In July, the IWF presented a panel on Capitol Hill to a packed crowd of congressional summer interns to discuss a new book, The Diversity Hoax, edited by Marc Berley and David Wienir, past and present law students at the University of California at Berkeley. It is a collection of essays by students describing their frustrating encounters with diversity prejudice on campus. Several groups joined us in organizing this event: the Foundation for Academic Standards and Tradition (FAST), the Center for New Black Leadership, the Center for Equal Opportunity, and the Federalist Society.

Mona Charen
Columnist and Panel Moderator
There is a terrible sense of sadness that I feel about what diversity has become in America, because the original goals of the civil rights movement were so clear, so moral, so accessible to everyone: namely, that people would not be judged on the basis of color, but rather on the content of their character. It’s sad that this has been so turned on its head.

What happens on college campuses, and in all too many areas of American life, is that those who call themselves advocates of diversity actually want the reverse. They want people who are dark-skinned to think one way, and they want people who are Indian to think another, and they want people who are Asian to be only interested in Asian things. They want everybody who is of a certain ethnic background to stand for only that. And, it is such a narrow and limiting thing to do to people. It’s great if you celebrate your own heritage, but it’s also great if you view the inheritance of human civilization as your inheritance because you’re human. That is what universities do when they’re at their best.

Marc Berley
Co-editor ofThe Diversity Hoax and President of the Foundation for Academic Standards and Tradition
We published The Diversity Hoax in order to let students talk about, in the most revealing terms, the real costs of the ongoing attack upon freedom and standards in the university.
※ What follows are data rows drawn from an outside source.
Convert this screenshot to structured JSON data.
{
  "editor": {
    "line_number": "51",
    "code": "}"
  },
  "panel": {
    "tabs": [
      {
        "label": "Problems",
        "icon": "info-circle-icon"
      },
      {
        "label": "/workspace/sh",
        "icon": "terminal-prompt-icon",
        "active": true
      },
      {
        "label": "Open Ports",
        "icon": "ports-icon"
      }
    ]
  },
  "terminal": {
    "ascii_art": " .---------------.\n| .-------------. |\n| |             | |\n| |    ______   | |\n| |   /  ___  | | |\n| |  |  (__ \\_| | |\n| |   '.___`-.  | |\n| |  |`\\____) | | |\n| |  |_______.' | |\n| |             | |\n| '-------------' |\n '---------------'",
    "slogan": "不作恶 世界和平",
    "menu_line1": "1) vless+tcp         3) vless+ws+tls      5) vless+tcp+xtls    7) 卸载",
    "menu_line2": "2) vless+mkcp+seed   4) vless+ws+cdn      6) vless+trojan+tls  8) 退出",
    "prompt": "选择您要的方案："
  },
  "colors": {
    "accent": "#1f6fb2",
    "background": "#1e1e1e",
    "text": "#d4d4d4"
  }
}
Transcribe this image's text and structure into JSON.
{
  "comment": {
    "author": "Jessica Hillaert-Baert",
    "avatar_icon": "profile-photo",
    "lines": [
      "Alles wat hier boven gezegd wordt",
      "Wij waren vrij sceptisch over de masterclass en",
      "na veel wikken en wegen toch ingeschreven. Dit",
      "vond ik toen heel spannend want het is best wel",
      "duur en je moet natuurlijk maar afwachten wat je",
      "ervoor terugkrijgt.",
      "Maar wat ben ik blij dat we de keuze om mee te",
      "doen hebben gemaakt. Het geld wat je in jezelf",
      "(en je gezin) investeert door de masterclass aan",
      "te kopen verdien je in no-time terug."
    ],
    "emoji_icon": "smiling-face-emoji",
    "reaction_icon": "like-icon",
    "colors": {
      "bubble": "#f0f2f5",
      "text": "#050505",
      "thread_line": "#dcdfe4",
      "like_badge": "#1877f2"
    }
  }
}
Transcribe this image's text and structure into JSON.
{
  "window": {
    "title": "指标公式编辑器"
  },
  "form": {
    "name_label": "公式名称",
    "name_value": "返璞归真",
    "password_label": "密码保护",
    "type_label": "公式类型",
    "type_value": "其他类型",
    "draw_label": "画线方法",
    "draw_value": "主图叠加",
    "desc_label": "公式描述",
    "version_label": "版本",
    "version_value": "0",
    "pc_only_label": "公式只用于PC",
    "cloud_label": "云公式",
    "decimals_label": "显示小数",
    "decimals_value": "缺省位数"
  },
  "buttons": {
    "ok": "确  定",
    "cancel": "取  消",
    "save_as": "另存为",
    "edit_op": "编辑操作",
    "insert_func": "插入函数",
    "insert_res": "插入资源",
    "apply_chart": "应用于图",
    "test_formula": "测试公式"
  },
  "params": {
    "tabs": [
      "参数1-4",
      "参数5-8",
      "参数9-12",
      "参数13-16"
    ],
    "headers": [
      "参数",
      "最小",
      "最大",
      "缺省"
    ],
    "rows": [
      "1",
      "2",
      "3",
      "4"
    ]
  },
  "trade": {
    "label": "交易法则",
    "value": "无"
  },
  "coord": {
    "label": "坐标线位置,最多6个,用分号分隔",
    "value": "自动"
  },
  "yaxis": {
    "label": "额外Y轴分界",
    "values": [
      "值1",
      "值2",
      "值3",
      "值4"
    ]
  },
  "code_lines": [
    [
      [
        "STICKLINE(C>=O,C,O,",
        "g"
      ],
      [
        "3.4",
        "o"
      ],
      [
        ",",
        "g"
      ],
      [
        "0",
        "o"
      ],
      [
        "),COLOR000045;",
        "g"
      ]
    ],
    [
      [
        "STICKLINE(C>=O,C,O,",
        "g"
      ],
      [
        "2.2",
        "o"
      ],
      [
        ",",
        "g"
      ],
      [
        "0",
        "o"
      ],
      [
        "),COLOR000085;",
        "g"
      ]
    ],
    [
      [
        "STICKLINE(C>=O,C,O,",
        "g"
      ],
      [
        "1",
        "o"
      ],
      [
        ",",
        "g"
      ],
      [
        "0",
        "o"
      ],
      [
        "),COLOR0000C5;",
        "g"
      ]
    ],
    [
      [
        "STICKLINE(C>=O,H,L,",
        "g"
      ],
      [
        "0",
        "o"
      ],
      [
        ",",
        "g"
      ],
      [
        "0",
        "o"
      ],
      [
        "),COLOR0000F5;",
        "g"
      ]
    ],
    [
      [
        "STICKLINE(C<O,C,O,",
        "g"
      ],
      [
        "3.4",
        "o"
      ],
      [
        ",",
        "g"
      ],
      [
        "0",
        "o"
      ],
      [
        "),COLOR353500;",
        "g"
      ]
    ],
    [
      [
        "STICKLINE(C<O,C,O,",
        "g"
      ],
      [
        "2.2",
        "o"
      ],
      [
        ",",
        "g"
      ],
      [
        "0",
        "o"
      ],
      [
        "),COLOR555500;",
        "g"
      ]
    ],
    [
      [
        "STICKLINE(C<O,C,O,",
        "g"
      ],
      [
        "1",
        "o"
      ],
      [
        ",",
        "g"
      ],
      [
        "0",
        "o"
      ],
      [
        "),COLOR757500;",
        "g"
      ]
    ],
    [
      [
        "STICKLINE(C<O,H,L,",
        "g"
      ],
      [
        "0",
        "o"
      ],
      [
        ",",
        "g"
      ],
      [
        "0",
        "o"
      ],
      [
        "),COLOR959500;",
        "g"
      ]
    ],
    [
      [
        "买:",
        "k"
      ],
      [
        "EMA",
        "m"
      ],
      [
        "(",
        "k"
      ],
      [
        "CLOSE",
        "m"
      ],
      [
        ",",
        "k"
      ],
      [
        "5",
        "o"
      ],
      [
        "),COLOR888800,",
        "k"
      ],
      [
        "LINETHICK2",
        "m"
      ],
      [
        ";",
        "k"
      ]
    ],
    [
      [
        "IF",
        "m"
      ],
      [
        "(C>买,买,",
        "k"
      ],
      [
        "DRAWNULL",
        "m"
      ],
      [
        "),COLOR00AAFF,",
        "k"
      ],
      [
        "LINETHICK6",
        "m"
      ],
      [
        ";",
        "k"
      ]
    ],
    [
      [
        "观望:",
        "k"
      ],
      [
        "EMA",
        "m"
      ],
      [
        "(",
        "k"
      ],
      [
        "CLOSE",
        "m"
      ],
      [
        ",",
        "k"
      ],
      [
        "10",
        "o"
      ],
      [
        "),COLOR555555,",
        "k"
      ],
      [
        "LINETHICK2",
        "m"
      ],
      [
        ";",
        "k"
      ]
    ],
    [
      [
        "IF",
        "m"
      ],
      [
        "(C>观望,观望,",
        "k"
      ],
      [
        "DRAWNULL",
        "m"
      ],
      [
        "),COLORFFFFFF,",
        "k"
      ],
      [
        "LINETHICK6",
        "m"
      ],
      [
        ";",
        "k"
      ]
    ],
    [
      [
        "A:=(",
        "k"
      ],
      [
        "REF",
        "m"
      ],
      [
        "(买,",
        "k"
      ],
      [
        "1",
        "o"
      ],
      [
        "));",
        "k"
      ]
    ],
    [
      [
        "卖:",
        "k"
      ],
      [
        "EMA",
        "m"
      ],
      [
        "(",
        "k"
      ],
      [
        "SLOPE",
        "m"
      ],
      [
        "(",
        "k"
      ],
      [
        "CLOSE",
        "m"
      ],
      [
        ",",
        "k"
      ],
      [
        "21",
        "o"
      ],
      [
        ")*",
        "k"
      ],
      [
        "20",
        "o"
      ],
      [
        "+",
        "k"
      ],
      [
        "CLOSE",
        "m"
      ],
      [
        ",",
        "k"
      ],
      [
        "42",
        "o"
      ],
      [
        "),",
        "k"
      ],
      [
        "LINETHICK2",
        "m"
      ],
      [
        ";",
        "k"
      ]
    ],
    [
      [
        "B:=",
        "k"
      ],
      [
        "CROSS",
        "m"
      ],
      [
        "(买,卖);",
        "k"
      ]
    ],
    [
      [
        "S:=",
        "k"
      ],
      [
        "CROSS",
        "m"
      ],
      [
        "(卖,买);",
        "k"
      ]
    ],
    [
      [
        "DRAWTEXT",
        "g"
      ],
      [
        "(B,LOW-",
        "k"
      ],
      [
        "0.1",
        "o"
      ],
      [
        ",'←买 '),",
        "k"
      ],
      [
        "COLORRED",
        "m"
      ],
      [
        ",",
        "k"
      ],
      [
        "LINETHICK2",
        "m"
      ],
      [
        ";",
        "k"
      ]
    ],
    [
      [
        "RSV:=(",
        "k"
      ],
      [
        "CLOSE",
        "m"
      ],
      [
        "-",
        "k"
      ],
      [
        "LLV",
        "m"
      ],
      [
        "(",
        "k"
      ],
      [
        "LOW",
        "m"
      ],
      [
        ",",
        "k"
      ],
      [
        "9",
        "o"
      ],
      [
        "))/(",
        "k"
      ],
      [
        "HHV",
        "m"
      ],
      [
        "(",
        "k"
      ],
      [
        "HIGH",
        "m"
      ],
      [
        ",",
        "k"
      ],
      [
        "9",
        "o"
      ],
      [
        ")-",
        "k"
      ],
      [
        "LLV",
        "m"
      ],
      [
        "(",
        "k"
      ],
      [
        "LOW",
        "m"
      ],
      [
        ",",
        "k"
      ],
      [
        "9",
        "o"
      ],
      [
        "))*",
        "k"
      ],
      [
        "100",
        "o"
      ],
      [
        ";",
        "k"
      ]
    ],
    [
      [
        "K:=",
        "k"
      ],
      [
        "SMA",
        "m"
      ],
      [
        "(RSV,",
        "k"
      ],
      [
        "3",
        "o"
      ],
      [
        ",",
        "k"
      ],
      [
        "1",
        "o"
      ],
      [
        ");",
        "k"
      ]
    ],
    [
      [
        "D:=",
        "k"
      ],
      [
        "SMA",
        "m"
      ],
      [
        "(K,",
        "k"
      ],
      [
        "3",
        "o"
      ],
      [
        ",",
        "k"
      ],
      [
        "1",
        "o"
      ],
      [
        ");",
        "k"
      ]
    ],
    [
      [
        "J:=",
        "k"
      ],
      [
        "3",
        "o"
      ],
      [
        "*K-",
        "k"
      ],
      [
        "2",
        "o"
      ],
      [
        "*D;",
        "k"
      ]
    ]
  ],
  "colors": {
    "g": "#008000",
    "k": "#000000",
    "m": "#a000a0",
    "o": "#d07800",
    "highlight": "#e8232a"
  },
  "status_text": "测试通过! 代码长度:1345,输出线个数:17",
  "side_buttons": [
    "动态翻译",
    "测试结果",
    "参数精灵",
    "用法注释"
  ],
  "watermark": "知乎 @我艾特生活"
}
It’s a sad thing to say, but to speak freely in American universities is a heroic act these days. Polite dissent has become alarmingly unwelcome in college classrooms. And if a law student is no longer permitted to argue both sides of every question, then legal education is more than significantly diminished.

This candid little book is an important document, both as an inspirational handbook to students and as a historical account of the climate of American education at the end of the 20th century. It tells those who run our universities that students know what they’re up to. Students know that diversity is a buzz word which means anything but support for true diversity; that what is sought is not a celebration of differences but rather a party-line orthodoxy, a politicized dogma that often resorts to a new brand of racism which threatens to separate and bring out the worst in us. Diversity as conceived by administrators at universities is, in short, a hoax. Now, often, the students are more enlightened than their teachers. They know that there exist no white ideas, no black ideas, that we all have ideas bad and good, and that we can sharpen them and improve them only through free and open debate. Students won’t allow universities to continue perpetrating this hoax forever.